Beverley Sunderland, director of Crossland Employment Solicitors, warned of potential legal repercussions for employers that denied flexible working requests and used it as a bargaining tool to cut employees’ pay.
“While an employer might try and refuse a request on other grounds, if there is evidence that taking a pay cut was the key to getting flexible working agreed, then tribunals may decide that this was the real reason for the refusal,” said Sunderland.
She added that “this could result in a payment of eight weeks’ pay, capped at £544 a week currently, for each employee affected and an order that the employer review their decision”.
A separate survey of 448 organisations, conducted by employment law and HR support firm Ellis Whittam, found that a third (33 per cent) of employers expected staff who previously worked full time in the workplace to return every day post-pandemic.
Additionally, more than a quarter (28 per cent) said they expected staff in for three days and only 14 per cent said they would offer complete flexibility.

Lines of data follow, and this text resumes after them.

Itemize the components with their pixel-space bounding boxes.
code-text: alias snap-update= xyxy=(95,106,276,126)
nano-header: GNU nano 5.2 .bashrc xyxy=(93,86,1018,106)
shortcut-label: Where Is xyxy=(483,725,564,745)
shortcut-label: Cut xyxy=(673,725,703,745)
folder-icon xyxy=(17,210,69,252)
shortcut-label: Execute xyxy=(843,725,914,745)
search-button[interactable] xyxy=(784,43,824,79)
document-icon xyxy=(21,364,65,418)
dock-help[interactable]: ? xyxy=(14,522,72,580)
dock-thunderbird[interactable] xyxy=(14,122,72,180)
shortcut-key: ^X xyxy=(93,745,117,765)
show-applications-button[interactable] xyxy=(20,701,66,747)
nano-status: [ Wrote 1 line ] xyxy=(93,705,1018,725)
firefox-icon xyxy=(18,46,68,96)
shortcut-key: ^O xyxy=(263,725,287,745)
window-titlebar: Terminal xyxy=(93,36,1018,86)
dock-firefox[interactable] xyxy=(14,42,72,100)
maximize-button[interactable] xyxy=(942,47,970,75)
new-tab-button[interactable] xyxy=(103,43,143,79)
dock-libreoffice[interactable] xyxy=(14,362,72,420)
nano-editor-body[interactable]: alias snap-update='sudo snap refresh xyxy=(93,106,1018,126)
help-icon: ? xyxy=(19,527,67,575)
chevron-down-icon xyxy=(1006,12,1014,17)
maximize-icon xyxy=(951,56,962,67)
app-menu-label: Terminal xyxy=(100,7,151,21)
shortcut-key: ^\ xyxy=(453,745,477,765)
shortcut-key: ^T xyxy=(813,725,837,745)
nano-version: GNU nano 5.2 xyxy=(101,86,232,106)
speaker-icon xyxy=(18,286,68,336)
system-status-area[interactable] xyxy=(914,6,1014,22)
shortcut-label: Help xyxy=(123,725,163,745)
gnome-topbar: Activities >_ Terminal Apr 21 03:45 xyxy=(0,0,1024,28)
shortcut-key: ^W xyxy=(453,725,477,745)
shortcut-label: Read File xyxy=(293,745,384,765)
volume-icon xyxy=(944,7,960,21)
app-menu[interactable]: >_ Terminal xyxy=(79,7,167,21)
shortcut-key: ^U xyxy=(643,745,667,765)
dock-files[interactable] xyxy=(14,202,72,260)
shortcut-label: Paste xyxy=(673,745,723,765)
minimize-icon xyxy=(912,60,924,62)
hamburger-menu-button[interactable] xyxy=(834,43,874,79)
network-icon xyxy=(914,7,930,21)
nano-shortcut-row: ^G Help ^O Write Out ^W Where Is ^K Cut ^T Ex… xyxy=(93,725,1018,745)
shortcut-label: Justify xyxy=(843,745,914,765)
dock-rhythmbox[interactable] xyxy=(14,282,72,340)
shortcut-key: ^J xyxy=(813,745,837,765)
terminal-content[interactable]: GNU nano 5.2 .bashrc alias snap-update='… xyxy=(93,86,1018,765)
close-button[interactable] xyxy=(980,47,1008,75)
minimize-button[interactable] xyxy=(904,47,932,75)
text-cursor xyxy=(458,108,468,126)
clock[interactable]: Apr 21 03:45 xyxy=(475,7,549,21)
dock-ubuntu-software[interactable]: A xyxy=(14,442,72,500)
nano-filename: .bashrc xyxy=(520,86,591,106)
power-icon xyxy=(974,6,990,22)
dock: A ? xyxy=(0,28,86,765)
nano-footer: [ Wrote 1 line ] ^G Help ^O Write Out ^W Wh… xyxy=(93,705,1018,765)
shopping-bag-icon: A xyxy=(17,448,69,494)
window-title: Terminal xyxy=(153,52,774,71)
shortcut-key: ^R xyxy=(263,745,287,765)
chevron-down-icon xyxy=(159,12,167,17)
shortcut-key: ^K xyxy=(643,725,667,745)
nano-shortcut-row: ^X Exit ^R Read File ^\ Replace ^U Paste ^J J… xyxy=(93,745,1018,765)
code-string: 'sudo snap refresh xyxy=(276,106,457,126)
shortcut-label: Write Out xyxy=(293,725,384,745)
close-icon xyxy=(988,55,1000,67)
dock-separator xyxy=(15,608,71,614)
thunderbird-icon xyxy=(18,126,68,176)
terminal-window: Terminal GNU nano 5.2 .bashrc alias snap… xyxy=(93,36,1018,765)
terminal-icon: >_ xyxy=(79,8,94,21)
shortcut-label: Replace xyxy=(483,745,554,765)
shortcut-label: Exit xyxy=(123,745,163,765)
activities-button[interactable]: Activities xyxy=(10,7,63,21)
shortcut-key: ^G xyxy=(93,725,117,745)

James Tamm, director of legal services at Ellis Whittam, told People Management the disparity between fully office-based and hybrid working policies would create very different company cultures and operational challenges.
“All businesses considering making hybrid working part of their normal working pattern must act now,” he said, referencing how people are still living and working with the risk and uncertainty posed by Covid.
Tamm added that “while it’s too early for most to say what form of working is their best long-term bet, employers must at this point ensure regular dialogue with their employees”.